Koshi Province
Rare Himalayan wood owls sighted in Ilam
Mostly active at dusk and night, the species feeds on rodents, frogs, small birds, moths, and large insects.
Laxmi Gautam
A pair of Himalayan wood owls, a rare bird species, has been sighted at Thumkerani in ward 6 of Maijogmai Rural Municipality in Ilam district.
Wildlife photographer Deven Kharel captured the birds during a wildlife survey organised on the occasion of Clouded Leopard Day, marked on August 4.
Kharel worked alongside former chairman of Koshi Bird Society Anish Timsina during a week-long field observation. The species, scientifically known as Strix nivicolum, is listed as “of least concern” by the International Union for Conservation of Nature (IUCN) and is included under CITES Appendix II.

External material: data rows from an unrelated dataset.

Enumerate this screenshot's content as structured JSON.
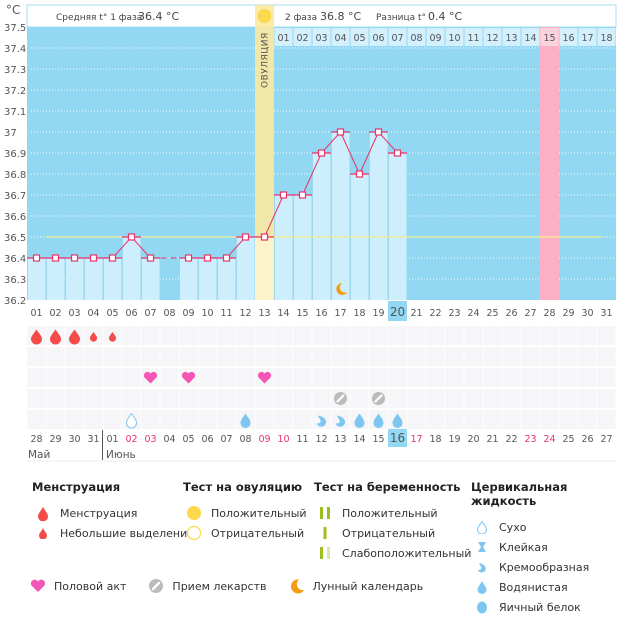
{
  "header": {
    "unit": "°C",
    "phase1_label": "Средняя t° 1 фаза",
    "phase1_value": "36.4 °C",
    "phase2_label": "2 фаза",
    "phase2_value": "36.8 °C",
    "diff_label": "Разница t°",
    "diff_value": "0.4 °C",
    "ovulation_label": "ОВУЛЯЦИЯ"
  },
  "chart_data": {
    "type": "line",
    "title": "",
    "xlabel": "",
    "ylabel": "°C",
    "ylim": [
      36.2,
      37.5
    ],
    "yticks": [
      "37.5",
      "37.4",
      "37.3",
      "37.2",
      "37.1",
      "37",
      "36.9",
      "36.8",
      "36.7",
      "36.6",
      "36.5",
      "36.4",
      "36.3",
      "36.2"
    ],
    "cycle_days": [
      "01",
      "02",
      "03",
      "04",
      "05",
      "06",
      "07",
      "08",
      "09",
      "10",
      "11",
      "12",
      "13",
      "14",
      "15",
      "16",
      "17",
      "18",
      "19",
      "20",
      "21",
      "22",
      "23",
      "24",
      "25",
      "26",
      "27",
      "28",
      "29",
      "30",
      "31"
    ],
    "series": [
      {
        "name": "Базальная температура",
        "values": [
          36.4,
          36.4,
          36.4,
          36.4,
          36.4,
          36.5,
          36.4,
          null,
          36.4,
          36.4,
          36.4,
          36.5,
          36.5,
          36.7,
          36.7,
          36.9,
          37.0,
          36.8,
          37.0,
          36.9,
          null,
          null,
          null,
          null,
          null,
          null,
          null,
          null,
          null,
          null,
          null
        ]
      }
    ],
    "coverline": 36.5,
    "ovulation_day": 13,
    "current_day": 20,
    "expected_period_day": 28,
    "phase2_day_labels": [
      "01",
      "02",
      "03",
      "04",
      "05",
      "06",
      "07",
      "08",
      "09",
      "10",
      "11",
      "12",
      "13",
      "14",
      "15",
      "16",
      "17",
      "18"
    ],
    "expected_period_phase2_index": 15,
    "moon_day": 17,
    "grid": true
  },
  "calendar": {
    "dates": [
      "28",
      "29",
      "30",
      "31",
      "01",
      "02",
      "03",
      "04",
      "05",
      "06",
      "07",
      "08",
      "09",
      "10",
      "11",
      "12",
      "13",
      "14",
      "15",
      "16",
      "17",
      "18",
      "19",
      "20",
      "21",
      "22",
      "23",
      "24",
      "25",
      "26",
      "27"
    ],
    "red_dates": [
      "02",
      "03",
      "09",
      "10",
      "17",
      "23",
      "24"
    ],
    "today_index": 19,
    "month_may": "Май",
    "month_june": "Июнь",
    "month_break_index": 4,
    "menstruation": [
      {
        "day": 1,
        "type": "heavy"
      },
      {
        "day": 2,
        "type": "heavy"
      },
      {
        "day": 3,
        "type": "heavy"
      },
      {
        "day": 4,
        "type": "light"
      },
      {
        "day": 5,
        "type": "light"
      }
    ],
    "intercourse_days": [
      7,
      9,
      13
    ],
    "medication_days": [
      17,
      19
    ],
    "cervical_fluid": [
      {
        "day": 6,
        "type": "dry"
      },
      {
        "day": 12,
        "type": "watery"
      },
      {
        "day": 16,
        "type": "creamy"
      },
      {
        "day": 17,
        "type": "creamy"
      },
      {
        "day": 18,
        "type": "watery"
      },
      {
        "day": 19,
        "type": "watery"
      },
      {
        "day": 20,
        "type": "watery"
      }
    ]
  },
  "legend": {
    "menstruation": {
      "title": "Менструация",
      "items": [
        "Менструация",
        "Небольшие выделения"
      ]
    },
    "ovulation_test": {
      "title": "Тест на овуляцию",
      "items": [
        "Положительный",
        "Отрицательный"
      ]
    },
    "pregnancy_test": {
      "title": "Тест на беременность",
      "items": [
        "Положительный",
        "Отрицательный",
        "Слабоположительный"
      ]
    },
    "cervical_fluid": {
      "title": "Цервикальная жидкость",
      "items": [
        "Сухо",
        "Клейкая",
        "Кремообразная",
        "Водянистая",
        "Яичный белок"
      ]
    },
    "bottom": [
      "Половой акт",
      "Прием лекарств",
      "Лунный календарь"
    ]
  },
  "colors": {
    "plot_bg": "#92d8f2",
    "bar_fill": "#cdeefc",
    "line": "#e8336b",
    "coverline": "#f5ef8f",
    "ovulation_band": "#fbe9a0",
    "period_band": "#fbb0c6",
    "heavy_drop": "#f44b4b",
    "heart": "#f357b5",
    "pill": "#bbbbbb",
    "moon": "#f39c12",
    "fluid": "#7cc6f0",
    "sun": "#fdd84d",
    "preg_green": "#9cbf1e",
    "preg_light": "#d9e8a8",
    "red_date": "#e8336b"
  }
}
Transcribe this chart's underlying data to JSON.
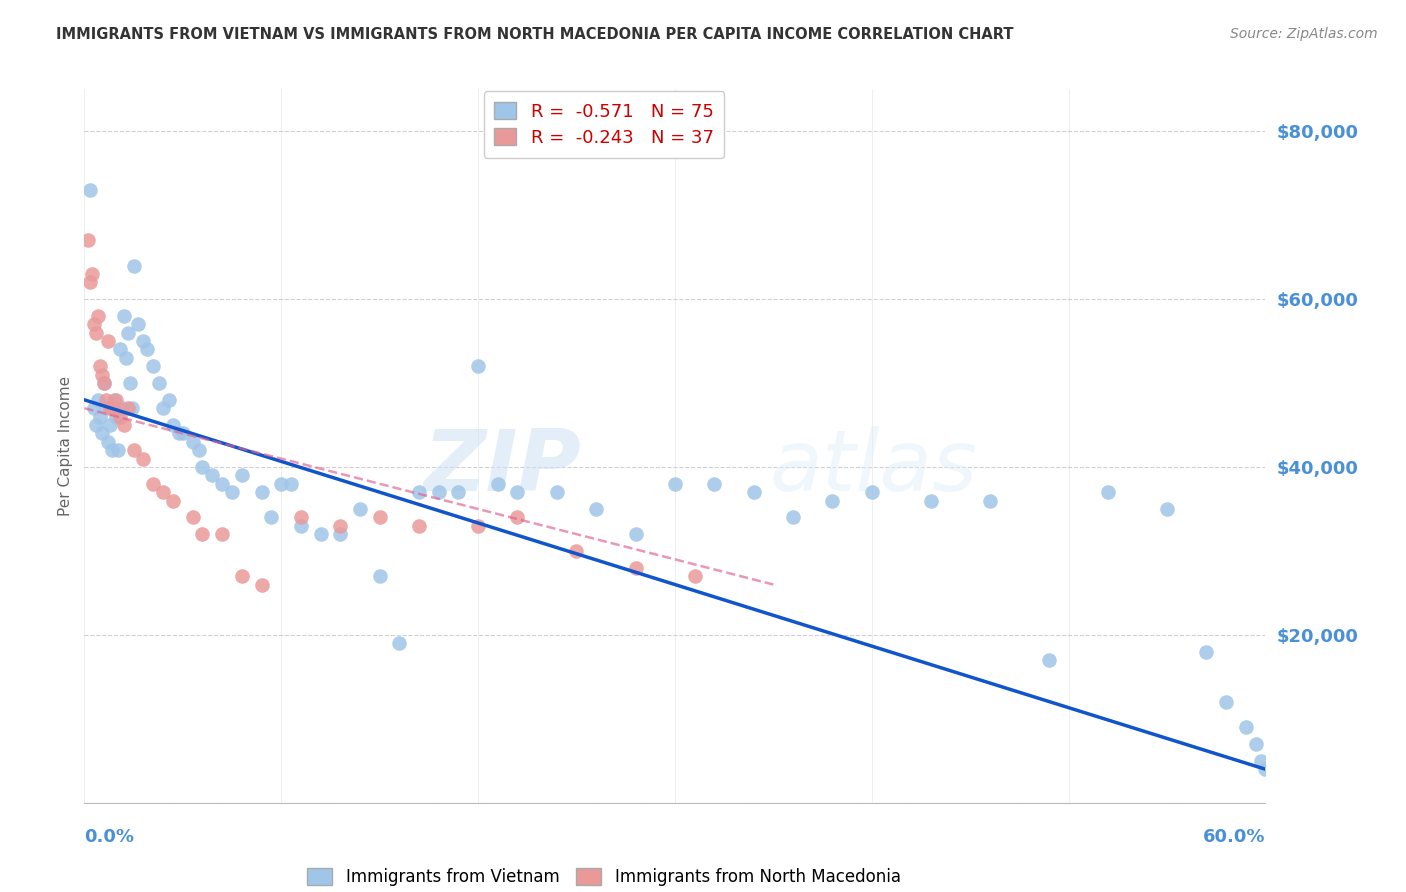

Although the species is distributed across the western Himalayas of Pakistan and India, Nepal, Bhutan, eastern Tibet, northeastern Myanmar, China, Korea, and parts of Taiwan, it is rarely seen in Nepal, according to ornithologists. The owls generally inhabit forests at elevations between 1,000 metres and 3,600 metres above sea level.
The pair was spotted at around 2,350 meters. They prefer mixed forests of pine and rhododendron. The Himalayan wood owl has a round head without ear tufts, a greyish-white facial disc, and brown body with streaked underparts.
Mostly active at dusk and night, the species feeds on rodents, frogs, small birds, moths, and large insects. It breeds between late winter and spring.
Conservationists warn that habitat destruction poses a long-term threat to its survival. During the same survey, Kharel and Timsina documented 130 summer bird species across eastern Ilam’s highlands.